How is the injection given?  In my practice, I use a small ultrasound machine to guide the injection into the correct location.  Here is a video of a cortisone injection:

8 comments:

Anonymous said...

I have had three doses of steriod shots by Dr. Frisella over the last year and a half for a torn rotator cuff. Have had minimal pain over the last 6 months!

Huge song collection said...

Thanks for your information....I have been suffering for shoulder pain last 1 year. I hope, this will help me.Pharmacology

Valerie said...

I really appreciate your effort of sharing this information, it's really helpful. But I guess I'll just stick to taking joint support supplements since mine is not that severe.

Dean Aynechi said...

Thank you Doctor Frisella for this article:

I have had two cortisone shots in my knee. I was wondering if the threat of tendon weakening is correlated to the number of injections or to the duration? For instance, would it be riskier to have two injections within 3-months, or three injections within 3-years? Thank you.

Dr. Frisella said...

Dean, it's definitely better to have the injections spread out than close together. It depends on how old you are, but patients younger than 50 should really try to minimize injections to every 6 months or so at the most, and to minimize the total number of lifetime injections. For patients older than 60, every 3 months is probably reasonable, but again the focus should be on minimizing the number. If you're needing injections more often, it might be reasonable to consider surgery.

Stefanie A said...

What is the rationale for no more than 2 within 6 months? I'm 38, have had shoulder pain (bursitis and tendonitis) since September. Cortisone shot in Han seemed to be working and I was gradually returning to arm exercises (no over the shoulder, but light trx, light weights, planks/push-ups). Then it seemed that doing mountain climber as part of training circuit set it off and I've had intense pain shooting down my arm since last week. I've done no arms since last wed and no activity at all for 4 days and not improving. My doctor is hesitant to give another shot but pt did not work last time-

Anonymous said...

Hello, What is the next step for a shoulder in which a cortisone shot does not work? I have spent 3 months in PT with little relief for shoulder pain since this shot.
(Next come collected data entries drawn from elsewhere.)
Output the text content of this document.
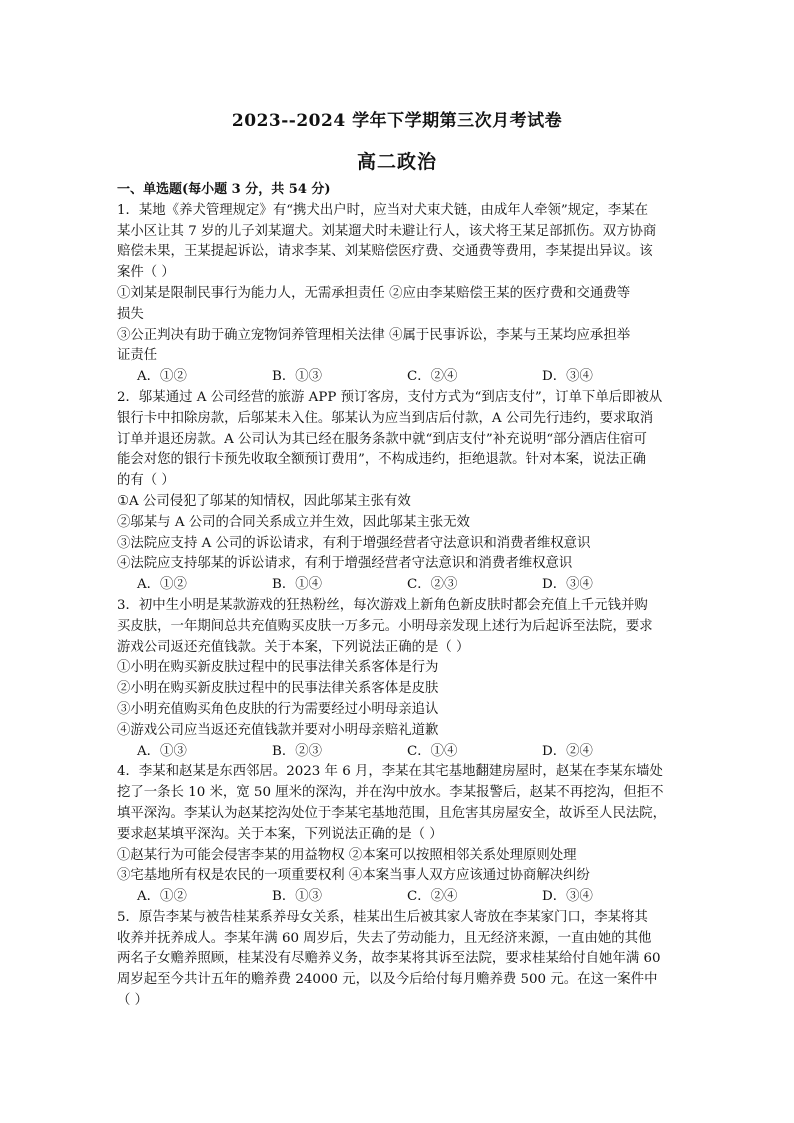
2023--2024 学年下学期第三次月考试卷
高二政治
一、单选题(每小题 3 分，共 54 分)
1．某地《养犬管理规定》有“携犬出户时，应当对犬束犬链，由成年人牵领”规定，李某在
某小区让其 7 岁的儿子刘某遛犬。刘某遛犬时未避让行人，该犬将王某足部抓伤。双方协商
赔偿未果，王某提起诉讼，请求李某、刘某赔偿医疗费、交通费等费用，李某提出异议。该
案件（ ）
①刘某是限制民事行为能力人，无需承担责任 ②应由李某赔偿王某的医疗费和交通费等
损失
③公正判决有助于确立宠物饲养管理相关法律 ④属于民事诉讼，李某与王某均应承担举
证责任
A．①②	B．①③	C．②④	D．③④
2．邬某通过 A 公司经营的旅游 APP 预订客房，支付方式为“到店支付”，订单下单后即被从
银行卡中扣除房款，后邬某未入住。邬某认为应当到店后付款，A 公司先行违约，要求取消
订单并退还房款。A 公司认为其已经在服务条款中就“到店支付”补充说明“部分酒店住宿可
能会对您的银行卡预先收取全额预订费用”，不构成违约，拒绝退款。针对本案，说法正确
的有（ ）
①A 公司侵犯了邬某的知情权，因此邬某主张有效
②邬某与 A 公司的合同关系成立并生效，因此邬某主张无效
③法院应支持 A 公司的诉讼请求，有利于增强经营者守法意识和消费者维权意识
④法院应支持邬某的诉讼请求，有利于增强经营者守法意识和消费者维权意识
A．①②	B．①④	C．②③	D．③④
3．初中生小明是某款游戏的狂热粉丝，每次游戏上新角色新皮肤时都会充值上千元钱并购
买皮肤，一年期间总共充值购买皮肤一万多元。小明母亲发现上述行为后起诉至法院，要求
游戏公司返还充值钱款。关于本案，下列说法正确的是（ ）
①小明在购买新皮肤过程中的民事法律关系客体是行为
②小明在购买新皮肤过程中的民事法律关系客体是皮肤
③小明充值购买角色皮肤的行为需要经过小明母亲追认
④游戏公司应当返还充值钱款并要对小明母亲赔礼道歉
A．①③	B．②③	C．①④	D．②④
4．李某和赵某是东西邻居。2023 年 6 月，李某在其宅基地翻建房屋时，赵某在李某东墙处
挖了一条长 10 米，宽 50 厘米的深沟，并在沟中放水。李某报警后，赵某不再挖沟，但拒不
填平深沟。李某认为赵某挖沟处位于李某宅基地范围，且危害其房屋安全，故诉至人民法院，
要求赵某填平深沟。关于本案，下列说法正确的是（ ）
①赵某行为可能会侵害李某的用益物权 ②本案可以按照相邻关系处理原则处理
③宅基地所有权是农民的一项重要权利 ④本案当事人双方应该通过协商解决纠纷
A．①②	B．①③	C．②④	D．③④
5．原告李某与被告桂某系养母女关系，桂某出生后被其家人寄放在李某家门口，李某将其
收养并抚养成人。李某年满 60 周岁后，失去了劳动能力，且无经济来源，一直由她的其他
两名子女赡养照顾，桂某没有尽赡养义务，故李某将其诉至法院，要求桂某给付自她年满 60
周岁起至今共计五年的赡养费 24000 元，以及今后给付每月赡养费 500 元。在这一案件中
（ ）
Doc says its tendonitis but mri shows multiple small partial tears of rotator cuff, Doc said they were small so they don't count. I am so lost and confused. Living in agony. Any suggestions would be great. Thanks
Melissa

Dr. Frisella said...

For a patient who has had therapy and injection, it is appropriate to consider arthroscopy to debride (or clean up) small tears, look to see if the tears might be larger than they appear ont he MRI, and to remove bone spurs under the acromion that might be rubbing or causing impingement. Another cortisone shot might also be a good idea before proceeding to surgery; it's possible that a second shot would help when the first didn't. Good luck!